"Габриэль Гарсия Маркес. Набо - негритенок, заставивший ждать ангелов" - читать интересную книгу автора

навсегда очертила круг, за который не сможет выбраться его бедный разум. Мы
оставили его заточенным в четырех стенах, молчаливо решив, что он умрет, не
выдержав уединения, ибо у нас не хватило духу убить его другим способом.
Прошло четырнадцать лет с тех пор, и вот однажды выросшие дети сказали, что
хотят взглянуть ему в лицо. И открыли дверь.
Набо опять взглянул на человека. "Меня лягнула лошадь", - сказал он.
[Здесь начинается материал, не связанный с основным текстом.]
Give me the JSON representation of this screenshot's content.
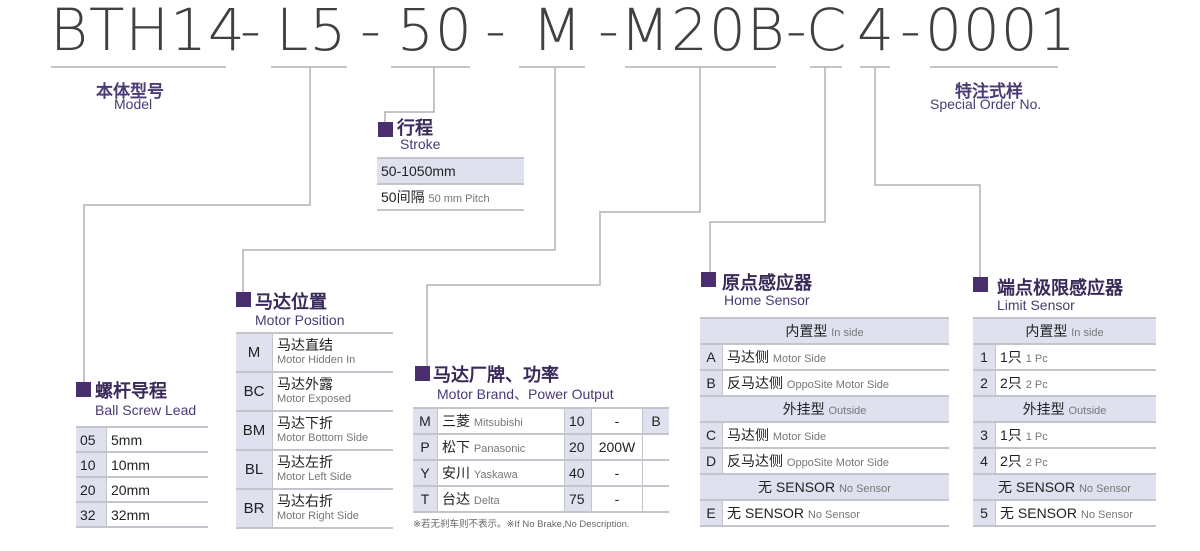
{
  "code": {
    "segments": [
      "BTH14",
      "-",
      "L5",
      "-",
      "50",
      "-",
      "M",
      "-M20B-",
      "C",
      "4",
      "-",
      "0001"
    ]
  },
  "labels": {
    "model": {
      "cn": "本体型号",
      "en": "Model"
    },
    "special": {
      "cn": "特注式样",
      "en": "Special Order No."
    }
  },
  "stroke": {
    "title_cn": "行程",
    "title_en": "Stroke",
    "rows": [
      {
        "main": "50-1050mm"
      },
      {
        "main": "50间隔",
        "small": "50 mm Pitch"
      }
    ]
  },
  "ball_screw": {
    "title_cn": "螺杆导程",
    "title_en": "Ball Screw Lead",
    "rows": [
      {
        "code": "05",
        "value": "5mm"
      },
      {
        "code": "10",
        "value": "10mm"
      },
      {
        "code": "20",
        "value": "20mm"
      },
      {
        "code": "32",
        "value": "32mm"
      }
    ]
  },
  "motor_position": {
    "title_cn": "马达位置",
    "title_en": "Motor Position",
    "rows": [
      {
        "code": "M",
        "cn": "马达直结",
        "en": "Motor Hidden In"
      },
      {
        "code": "BC",
        "cn": "马达外露",
        "en": "Motor Exposed"
      },
      {
        "code": "BM",
        "cn": "马达下折",
        "en": "Motor Bottom Side"
      },
      {
        "code": "BL",
        "cn": "马达左折",
        "en": "Motor Left Side"
      },
      {
        "code": "BR",
        "cn": "马达右折",
        "en": "Motor Right Side"
      }
    ]
  },
  "motor_brand": {
    "title_cn": "马达厂牌、功率",
    "title_en": "Motor Brand、Power Output",
    "rows": [
      {
        "code": "M",
        "cn": "三菱",
        "en": "Mitsubishi",
        "power_code": "10",
        "power": "-",
        "brake": "B"
      },
      {
        "code": "P",
        "cn": "松下",
        "en": "Panasonic",
        "power_code": "20",
        "power": "200W",
        "brake": ""
      },
      {
        "code": "Y",
        "cn": "安川",
        "en": "Yaskawa",
        "power_code": "40",
        "power": "-",
        "brake": ""
      },
      {
        "code": "T",
        "cn": "台达",
        "en": "Delta",
        "power_code": "75",
        "power": "-",
        "brake": ""
      }
    ],
    "note": "※若无刹车则不表示。※If No Brake,No Description."
  },
  "home_sensor": {
    "title_cn": "原点感应器",
    "title_en": "Home Sensor",
    "rows": [
      {
        "header": true,
        "cn": "内置型",
        "en": "In side"
      },
      {
        "code": "A",
        "cn": "马达侧",
        "en": "Motor Side"
      },
      {
        "code": "B",
        "cn": "反马达侧",
        "en": "OppoSite Motor Side"
      },
      {
        "header": true,
        "cn": "外挂型",
        "en": "Outside"
      },
      {
        "code": "C",
        "cn": "马达侧",
        "en": "Motor Side"
      },
      {
        "code": "D",
        "cn": "反马达侧",
        "en": "OppoSite Motor Side"
      },
      {
        "header": true,
        "cn": "无 SENSOR",
        "en": "No Sensor"
      },
      {
        "code": "E",
        "cn": "无 SENSOR",
        "en": "No Sensor"
      }
    ]
  },
  "limit_sensor": {
    "title_cn": "端点极限感应器",
    "title_en": "Limit Sensor",
    "rows": [
      {
        "header": true,
        "cn": "内置型",
        "en": "In side"
      },
      {
        "code": "1",
        "cn": "1只",
        "en": "1 Pc"
      },
      {
        "code": "2",
        "cn": "2只",
        "en": "2 Pc"
      },
      {
        "header": true,
        "cn": "外挂型",
        "en": "Outside"
      },
      {
        "code": "3",
        "cn": "1只",
        "en": "1 Pc"
      },
      {
        "code": "4",
        "cn": "2只",
        "en": "2 Pc"
      },
      {
        "header": true,
        "cn": "无 SENSOR",
        "en": "No Sensor"
      },
      {
        "code": "5",
        "cn": "无 SENSOR",
        "en": "No Sensor"
      }
    ]
  },
  "colors": {
    "accent": "#4b2e6e",
    "shade": "#dfe1ef",
    "line": "#b0b0b8",
    "code_text": "#404040"
  }
}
Человек ответил: "Ты уже сто лет говоришь одно и то же. А мы, между прочим,
ждем тебя в хоре". Набо снова потряс головой и погрузил лоб в траву,
мучительно пытаясь вспомнить что-то. "Я причесывал лошадиный хвост, когда
это случилось", - сказал он наконец. Человек согласился: "Дело в том, что
нам очень хотелось видеть тебя в хоре". - "Так, значит, я напрасно купил
тогда гребень", - догадался Набо. "Твой жребий все равно настиг бы тебя,
сказал человек. - Мы решили, что ты увидишь гребень и захочешь расчесать
хвосты лошадям". Набо возразил: "Но ведь я никогда не останавливался позади
лошади". - "А тут остановился, - сказал человек, все так же не проявляя
беспокойства. - И лошадь лягнула тебя. У нас не было другого способа". И
этот разговор, нелепый и жестокий, все тянулся и тянулся между ними, до тех
пор пока в доме кто-то не сказал: "Уже пятнадцать лет никто не открывал эту
дверь". Девочка за эти годы не выросла ни на сколько. Ей уже минуло
тридцать, и сеточка грустных морщин покрыла веки, но она сидела все в той же
позе, глядя в стену, когда мы открывали дверь. Она повернула лицо,
принюхиваясь к чему-то, но мы снова заперли комнату, решив; "Набо спокоен, и
не нужно его тревожить. Он даже не двигается. Однажды он умрет, и мы узнаем
об этом по запаху". А кто-то добавил: "Или по еде. Он всегда съедает все
приготовленное для него". И все осталось по-прежнему, лишь девочка смотрела
теперь не на стену, а на дверь, принюхиваясь к едким испарениям, сочащимся
через замочную скважину. Она просидела неподвижно до рассвета, а на рассвете
вдруг послышался забытый металлический скрежет, какой производит граммофон,
когда его заводят. Мы встали, зажгли лампу и услышали первые такты грустной
мелодии, вышедшей из моды много лет назад. Заводимая пружина продолжала
скрипеть, с каждой секундой все резче и резче, пока наконец не раздался
сухой треск. Войдя в комнату - а мелодия все продолжала звучать, - мы
увидели девочку, держащую в руках заводную ручку, которая отвалилась от
играющего ящика. Никто не двинулся с места. И девочка не двигалась,
равнодушная и застывшая, уставясь в одну точку, с заводной ручкой, прижатой
к виску. Мы промолчали и разошлись по своим комнатам, вспоминая, умела ли
девочка сама заводить граммофон. Вряд ли кто-то из нас смог уснуть, мы
думали о случившемся и вслушивались в немудреный мотивчик пластинки, что,
раскручиваемая сорванной пружиной, продолжала звучать.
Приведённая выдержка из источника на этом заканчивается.